To settle all the lawsuits in one whack, the Sacklers have agreed:

To contribute all of the assets of Purdue Pharma to a trust or other entity established for the benefit of claimants and the American people;

The new company (“NewCo”) being governed by a new board selected by claimants and approved by the Bankruptcy Court;

NewCo potentially contributing tens of millions of doses of opioid overdose reversal and addiction treatment medications at no or low cost;

NewCo agreeing to be bound permanently by injunctive relief, including marketing restrictions on the sale and promotion of opioids; and

In addition to 100% of Purdue, the Sackler families contributing a minimum of $3 billion, with the potential for substantial further monetary contributions from the sales of their ex-U.S. pharmaceutical businesses.

They estimate this is going to cost the Sacklers $10 billion, PLUS they lose Purdue Pharma and they're forced to divest themselves from any other pharma investment they have and to turn the proceeds from the sale of those investments over to the government.

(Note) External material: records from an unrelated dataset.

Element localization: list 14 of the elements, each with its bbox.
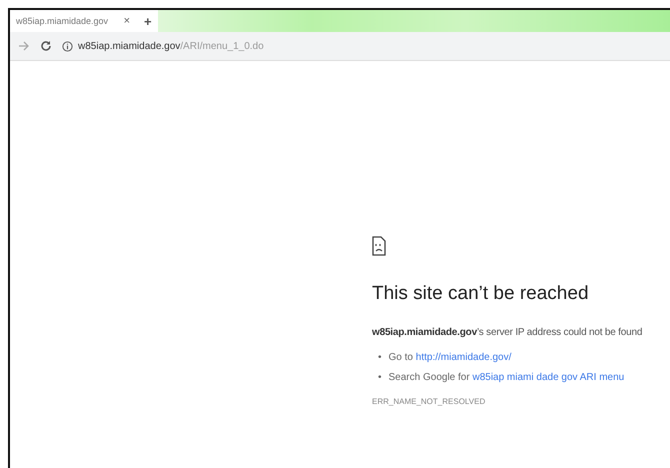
tab-title: w85iap.miamidade.gov (16, 16, 108, 26)
suggestion-text: Search Google for (388, 372, 470, 383)
reload-icon[interactable] (40, 40, 52, 52)
suggestion-link[interactable]: http://miamidade.gov/ (416, 352, 512, 363)
new-tab-button[interactable]: + (138, 10, 158, 32)
error-code: ERR_NAME_NOT_RESOLVED (372, 397, 486, 406)
suggestion-text: Go to (388, 352, 413, 363)
suggestion-link[interactable]: w85iap miami dade gov ARI menu (472, 372, 624, 383)
error-message: w85iap.miamidade.gov’s server IP address could not be found (372, 327, 644, 338)
sad-page-icon (372, 236, 386, 256)
error-heading: This site can’t be reached (372, 283, 590, 305)
bullet: • (378, 352, 382, 363)
info-icon (62, 40, 73, 52)
bullet: • (378, 372, 382, 383)
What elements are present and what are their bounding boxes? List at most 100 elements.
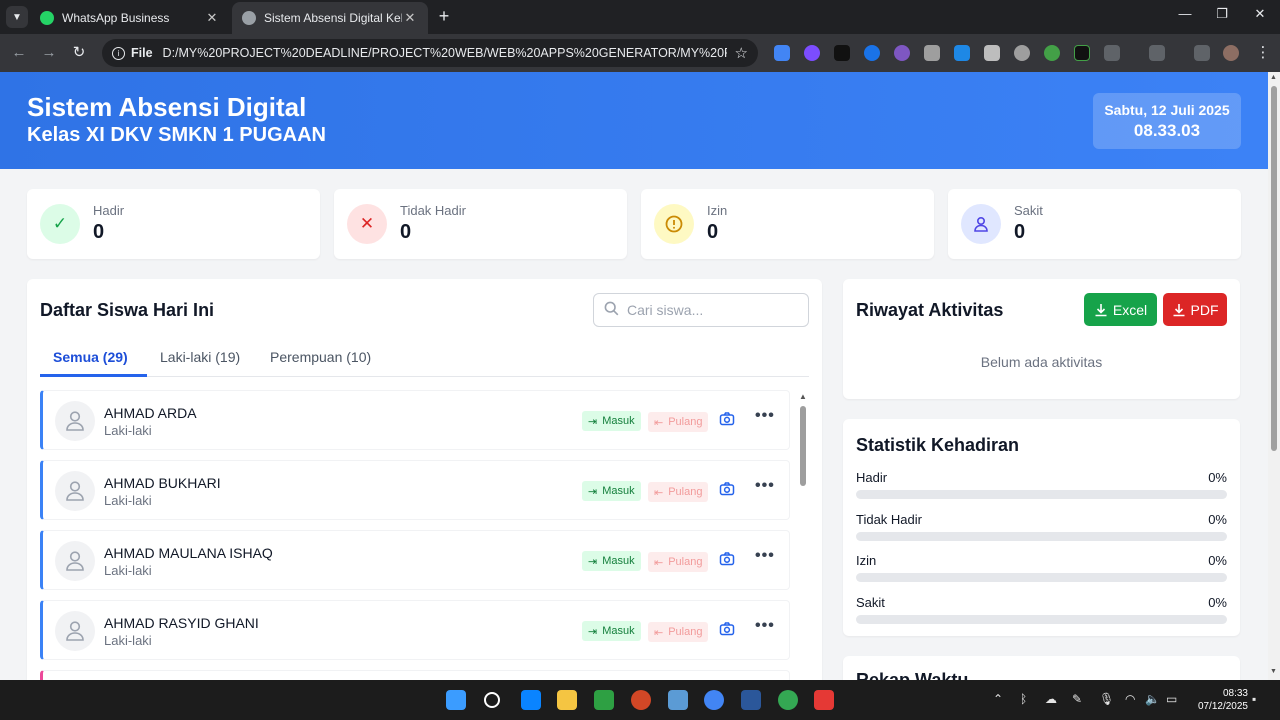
more-options-icon[interactable]: ••• [755, 407, 775, 425]
page-content: Sistem Absensi Digital Kelas XI DKV SMKN… [0, 72, 1268, 680]
reload-icon[interactable]: ↻ [68, 42, 90, 64]
camera-icon[interactable] [719, 411, 739, 431]
extension-icon[interactable] [804, 45, 820, 61]
pulang-button[interactable]: ⇤ Pulang [648, 412, 709, 432]
scrollbar-thumb[interactable] [1271, 86, 1277, 451]
app-icon[interactable] [668, 690, 688, 710]
scroll-up-arrow-icon[interactable]: ▲ [799, 392, 807, 401]
window-close-icon[interactable]: ✕ [1242, 6, 1278, 22]
notification-icon[interactable]: ▪ [1252, 692, 1256, 706]
pen-icon[interactable]: ✎ [1072, 692, 1082, 706]
word-icon[interactable] [741, 690, 761, 710]
shield-extension-icon[interactable] [984, 45, 1000, 61]
app-icon[interactable] [814, 690, 834, 710]
extension-icon[interactable] [954, 45, 970, 61]
tab-perempuan[interactable]: Perempuan (10) [270, 349, 371, 365]
chevron-up-icon[interactable]: ⌃ [993, 692, 1003, 706]
new-tab-plus-icon[interactable]: + [434, 6, 454, 27]
scrollbar-thumb[interactable] [800, 406, 806, 486]
chrome-icon[interactable] [778, 690, 798, 710]
volume-icon[interactable]: 🔈 [1145, 692, 1160, 706]
extension-icon[interactable] [864, 45, 880, 61]
more-options-icon[interactable]: ••• [755, 617, 775, 635]
masuk-button[interactable]: ⇥ Masuk [582, 481, 641, 501]
current-date: Sabtu, 12 Juli 2025 [1104, 102, 1230, 118]
login-icon: ⇥ [588, 625, 598, 638]
battery-icon[interactable]: ▭ [1166, 692, 1177, 706]
wifi-icon[interactable]: ◠ [1125, 692, 1135, 706]
file-explorer-icon[interactable] [557, 690, 577, 710]
masuk-button[interactable]: ⇥ Masuk [582, 621, 641, 641]
stat-bar-hadir: Hadir 0% [856, 470, 1227, 499]
bluetooth-icon[interactable]: ᛒ [1020, 692, 1027, 706]
gender-tabs: Semua (29) Laki-laki (19) Perempuan (10) [40, 341, 809, 377]
download-icon[interactable] [1194, 45, 1210, 61]
scroll-down-arrow-icon[interactable]: ▼ [1270, 668, 1277, 675]
tab-search-chevron-icon[interactable]: ▼ [6, 6, 28, 28]
url-text: D:/MY%20PROJECT%20DEADLINE/PROJECT%20WEB… [162, 46, 727, 60]
search-input[interactable] [627, 302, 797, 318]
extension-icon[interactable] [1074, 45, 1090, 61]
table-row: AHMAD ARDA Laki-laki ⇥ Masuk ⇤ Pulang ••• [40, 390, 790, 450]
search-box[interactable] [593, 293, 809, 327]
page-scrollbar[interactable]: ▲ ▼ [1268, 72, 1280, 680]
download-icon [1173, 303, 1184, 316]
profile-avatar[interactable] [1223, 45, 1239, 61]
info-icon[interactable]: i [112, 46, 125, 60]
masuk-button[interactable]: ⇥ Masuk [582, 411, 641, 431]
bookmarks-icon[interactable] [1149, 45, 1165, 61]
list-title: Daftar Siswa Hari Ini [40, 300, 215, 320]
student-gender: Laki-laki [104, 493, 152, 508]
pulang-button[interactable]: ⇤ Pulang [648, 622, 709, 642]
cloud-icon[interactable]: ☁ [1045, 692, 1057, 706]
chrome-icon[interactable] [704, 690, 724, 710]
search-icon[interactable] [484, 692, 500, 708]
progress-track [856, 532, 1227, 541]
microphone-icon[interactable]: 🎙 [1099, 692, 1114, 706]
export-pdf-button[interactable]: PDF [1163, 293, 1227, 326]
camera-icon[interactable] [719, 621, 739, 641]
masuk-button[interactable]: ⇥ Masuk [582, 551, 641, 571]
windows-start-icon[interactable] [446, 690, 466, 710]
kebab-menu-icon[interactable]: ⋮ [1252, 42, 1274, 64]
extension-icon[interactable] [834, 45, 850, 61]
extension-icon[interactable] [894, 45, 910, 61]
tab-whatsapp[interactable]: WhatsApp Business ✕ [30, 2, 230, 34]
app-icon[interactable] [594, 690, 614, 710]
progress-track [856, 615, 1227, 624]
scroll-up-arrow-icon[interactable]: ▲ [1270, 74, 1277, 81]
forward-arrow-icon[interactable]: → [38, 42, 60, 64]
tab-absensi[interactable]: Sistem Absensi Digital Kelas XI D ✕ [232, 2, 428, 34]
stat-bar-izin: Izin 0% [856, 553, 1227, 582]
list-scrollbar[interactable]: ▲ [798, 390, 808, 680]
maximize-icon[interactable]: ❐ [1204, 6, 1240, 22]
close-icon[interactable]: ✕ [402, 10, 418, 26]
check-icon: ✓ [40, 204, 80, 244]
download-icon [1095, 303, 1107, 316]
table-row [40, 670, 790, 680]
back-arrow-icon[interactable]: ← [8, 42, 30, 64]
camera-extension-icon[interactable] [924, 45, 940, 61]
system-clock[interactable]: 08:33 07/12/2025 [1186, 687, 1248, 713]
close-icon[interactable]: ✕ [204, 10, 220, 26]
camera-icon[interactable] [719, 551, 739, 571]
more-options-icon[interactable]: ••• [755, 477, 775, 495]
puzzle-extensions-icon[interactable] [1104, 45, 1120, 61]
extension-icon[interactable] [774, 45, 790, 61]
camera-icon[interactable] [719, 481, 739, 501]
address-bar[interactable]: i File D:/MY%20PROJECT%20DEADLINE/PROJEC… [102, 39, 758, 67]
login-icon: ⇥ [588, 555, 598, 568]
extension-icon[interactable] [1044, 45, 1060, 61]
pulang-button[interactable]: ⇤ Pulang [648, 552, 709, 572]
more-options-icon[interactable]: ••• [755, 547, 775, 565]
bookmark-star-icon[interactable]: ☆ [735, 44, 748, 62]
activity-card: Riwayat Aktivitas Excel PDF Belum ada ak… [843, 279, 1240, 399]
minimize-icon[interactable]: — [1167, 6, 1203, 21]
tab-laki-laki[interactable]: Laki-laki (19) [160, 349, 240, 365]
tab-semua[interactable]: Semua (29) [53, 349, 128, 365]
export-excel-button[interactable]: Excel [1084, 293, 1157, 326]
powerpoint-icon[interactable] [631, 690, 651, 710]
extension-icon[interactable] [1014, 45, 1030, 61]
app-icon[interactable] [521, 690, 541, 710]
pulang-button[interactable]: ⇤ Pulang [648, 482, 709, 502]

The reason they filed bankruptcy is that a Chapter 11 filing puts the settlement into motion.

Here's the multibillion-dollar question: If parties that didn't enter into the settlement class sue the Sacklers on their own, is that going to nullify the settlement framework? I'm pretty happy with the settlement as it stands; it effectlvely bars for all time the Sackler family's participation in the pharmaceutical industry. (The feds have done this before, but usually with financial types like Michael Milken.) It also appears to recoup any money they made on drugs that wound up in the black market.